Cnn's nina dos santos says her father advised her to take a job in a christian order. She says the scheme was rejected for doctrinal reasons but was gradually pushed aside. She writes that the zest for life called forth an aspiration against which no worldly zest could stand.
Cnn's nina dos santos says her father advised her to take a job in a christian order. She says the scheme was rejected for doctrinal reasons but was gradually pushed aside. She writes that the zest for life called forth an aspiration against which no worldly zest could stand.
made the decision, I should find the Benedictine order most
suited to my temperament. I went for a number of doctrinal talks with him. The thing I found hardest to swallow was Adams apple. I was told that I must believe that it was the sin of physical greed over a physical apple that caused the Fall. Even though I knew nothing yet of religious symbolism, I felt intuitively that this was a sterile parody of a profound truth. However, the scheme was not rejected for this or any other doctrinal reason but was gradually pushed aside during the months that followed by the zest for life in me which means simply that the spiritual impetus was too weak, for when the real doorway opened several years later it called forth an aspiration against which no worldly zest could stand. Within a year I had to give up my job on account of illness. When I recovered the Oxford University Appointments Board informed me of two possibilities one at an Italian Archaeological College in Palestine, and the other as a private tutor in a Polish country family. I applied for both and both accepted me. The former was a chance to retrieve my position in an academic career; the latter was a dead end. However, the former refused to advance my passage money.
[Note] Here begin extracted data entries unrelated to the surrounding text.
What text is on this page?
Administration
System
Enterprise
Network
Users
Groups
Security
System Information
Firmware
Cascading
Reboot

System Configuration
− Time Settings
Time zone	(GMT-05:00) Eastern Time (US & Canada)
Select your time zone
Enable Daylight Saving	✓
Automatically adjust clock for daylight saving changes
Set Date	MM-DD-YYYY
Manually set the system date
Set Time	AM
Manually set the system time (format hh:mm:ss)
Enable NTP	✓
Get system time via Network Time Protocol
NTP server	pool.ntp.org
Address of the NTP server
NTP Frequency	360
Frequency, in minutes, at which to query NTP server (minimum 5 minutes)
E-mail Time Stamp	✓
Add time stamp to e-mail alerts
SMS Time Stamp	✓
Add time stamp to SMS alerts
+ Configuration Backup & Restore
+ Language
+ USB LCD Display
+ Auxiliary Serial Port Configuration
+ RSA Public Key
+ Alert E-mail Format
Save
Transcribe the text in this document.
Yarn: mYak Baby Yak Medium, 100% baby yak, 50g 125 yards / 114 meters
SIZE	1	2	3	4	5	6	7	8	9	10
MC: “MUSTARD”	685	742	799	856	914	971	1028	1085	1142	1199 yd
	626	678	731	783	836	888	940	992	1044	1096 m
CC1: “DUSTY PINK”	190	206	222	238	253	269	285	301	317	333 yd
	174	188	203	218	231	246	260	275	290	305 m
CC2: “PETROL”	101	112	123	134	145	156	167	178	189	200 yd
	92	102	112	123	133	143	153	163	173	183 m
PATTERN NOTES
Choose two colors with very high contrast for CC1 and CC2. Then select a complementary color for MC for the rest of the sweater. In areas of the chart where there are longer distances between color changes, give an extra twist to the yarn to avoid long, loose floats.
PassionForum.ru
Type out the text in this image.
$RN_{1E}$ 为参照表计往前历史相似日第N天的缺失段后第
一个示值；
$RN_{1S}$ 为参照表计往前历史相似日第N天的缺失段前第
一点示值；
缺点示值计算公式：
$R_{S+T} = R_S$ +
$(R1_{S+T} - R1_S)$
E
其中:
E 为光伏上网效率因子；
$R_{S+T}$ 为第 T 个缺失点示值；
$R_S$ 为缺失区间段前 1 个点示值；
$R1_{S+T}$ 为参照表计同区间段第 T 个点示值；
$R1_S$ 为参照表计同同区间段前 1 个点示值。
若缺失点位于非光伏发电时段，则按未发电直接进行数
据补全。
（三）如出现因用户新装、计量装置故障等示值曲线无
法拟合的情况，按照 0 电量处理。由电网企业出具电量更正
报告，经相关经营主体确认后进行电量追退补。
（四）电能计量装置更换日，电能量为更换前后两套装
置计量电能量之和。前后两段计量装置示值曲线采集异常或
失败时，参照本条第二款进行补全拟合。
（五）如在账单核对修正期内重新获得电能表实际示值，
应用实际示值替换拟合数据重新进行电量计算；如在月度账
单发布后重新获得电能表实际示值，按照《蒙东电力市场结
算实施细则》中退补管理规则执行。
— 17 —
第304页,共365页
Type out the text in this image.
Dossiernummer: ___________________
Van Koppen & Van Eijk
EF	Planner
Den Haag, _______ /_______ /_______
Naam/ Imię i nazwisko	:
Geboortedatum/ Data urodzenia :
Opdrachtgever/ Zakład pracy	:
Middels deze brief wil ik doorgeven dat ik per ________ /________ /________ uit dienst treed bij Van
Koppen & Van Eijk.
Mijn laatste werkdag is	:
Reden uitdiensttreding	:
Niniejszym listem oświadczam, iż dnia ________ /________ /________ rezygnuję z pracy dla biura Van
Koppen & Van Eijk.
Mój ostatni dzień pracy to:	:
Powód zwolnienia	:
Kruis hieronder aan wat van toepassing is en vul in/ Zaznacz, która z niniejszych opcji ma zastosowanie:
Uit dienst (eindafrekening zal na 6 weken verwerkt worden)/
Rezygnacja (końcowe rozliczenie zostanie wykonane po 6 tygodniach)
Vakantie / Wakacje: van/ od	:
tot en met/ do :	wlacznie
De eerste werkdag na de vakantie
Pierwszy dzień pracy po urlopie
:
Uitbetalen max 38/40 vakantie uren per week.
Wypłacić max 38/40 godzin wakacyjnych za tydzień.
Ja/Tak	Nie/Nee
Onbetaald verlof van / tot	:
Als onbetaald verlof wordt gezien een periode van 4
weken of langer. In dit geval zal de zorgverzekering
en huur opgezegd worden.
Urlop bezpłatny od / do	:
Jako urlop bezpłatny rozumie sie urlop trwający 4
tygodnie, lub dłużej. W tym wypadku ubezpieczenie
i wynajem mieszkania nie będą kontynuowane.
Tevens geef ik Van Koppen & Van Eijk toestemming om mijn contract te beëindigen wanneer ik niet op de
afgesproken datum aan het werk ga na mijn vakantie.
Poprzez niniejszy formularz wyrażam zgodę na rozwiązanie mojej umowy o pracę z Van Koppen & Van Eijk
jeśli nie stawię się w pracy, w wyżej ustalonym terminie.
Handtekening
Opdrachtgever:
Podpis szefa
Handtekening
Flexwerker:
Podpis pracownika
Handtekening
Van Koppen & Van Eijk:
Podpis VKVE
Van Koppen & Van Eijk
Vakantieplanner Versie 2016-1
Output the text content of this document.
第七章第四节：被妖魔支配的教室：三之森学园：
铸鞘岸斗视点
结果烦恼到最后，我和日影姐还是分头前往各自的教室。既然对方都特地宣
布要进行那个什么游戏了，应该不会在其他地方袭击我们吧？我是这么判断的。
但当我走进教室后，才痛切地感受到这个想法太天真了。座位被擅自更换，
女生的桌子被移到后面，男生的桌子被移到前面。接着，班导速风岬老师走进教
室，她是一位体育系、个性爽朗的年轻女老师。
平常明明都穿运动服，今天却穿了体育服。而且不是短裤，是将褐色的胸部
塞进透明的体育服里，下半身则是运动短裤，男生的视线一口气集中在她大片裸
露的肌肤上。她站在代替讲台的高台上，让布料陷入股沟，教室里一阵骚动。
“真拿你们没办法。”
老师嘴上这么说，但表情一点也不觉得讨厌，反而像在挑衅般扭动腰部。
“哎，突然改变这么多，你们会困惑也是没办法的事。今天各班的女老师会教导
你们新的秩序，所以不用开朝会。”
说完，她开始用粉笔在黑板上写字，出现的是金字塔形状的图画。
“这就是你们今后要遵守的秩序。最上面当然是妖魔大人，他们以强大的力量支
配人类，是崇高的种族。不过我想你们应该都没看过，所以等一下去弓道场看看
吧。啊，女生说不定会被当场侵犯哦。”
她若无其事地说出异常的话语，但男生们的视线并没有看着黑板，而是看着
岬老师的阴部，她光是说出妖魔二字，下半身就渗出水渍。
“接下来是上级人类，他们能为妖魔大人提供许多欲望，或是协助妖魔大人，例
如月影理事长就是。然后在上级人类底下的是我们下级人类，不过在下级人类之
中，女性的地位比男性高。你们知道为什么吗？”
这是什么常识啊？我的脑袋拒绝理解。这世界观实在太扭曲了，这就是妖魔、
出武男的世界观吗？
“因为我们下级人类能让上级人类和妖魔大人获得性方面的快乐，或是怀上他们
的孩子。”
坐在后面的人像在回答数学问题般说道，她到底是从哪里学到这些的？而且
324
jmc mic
They were willing to refund it when I arrived but I had not got it. I was no longer on good terms with my father, so instead of asking him for it straight out I asked his advice which job to take. He advised the Polish one. He was a practical, level-headed person, so I could only wonder what his motive was in advising what he must have known to be the wrong choice: whether it was because of the passage money or because the college was Catholic and knowing my leaning in that direction, he feared that I might be lost forever to a religion he abominated.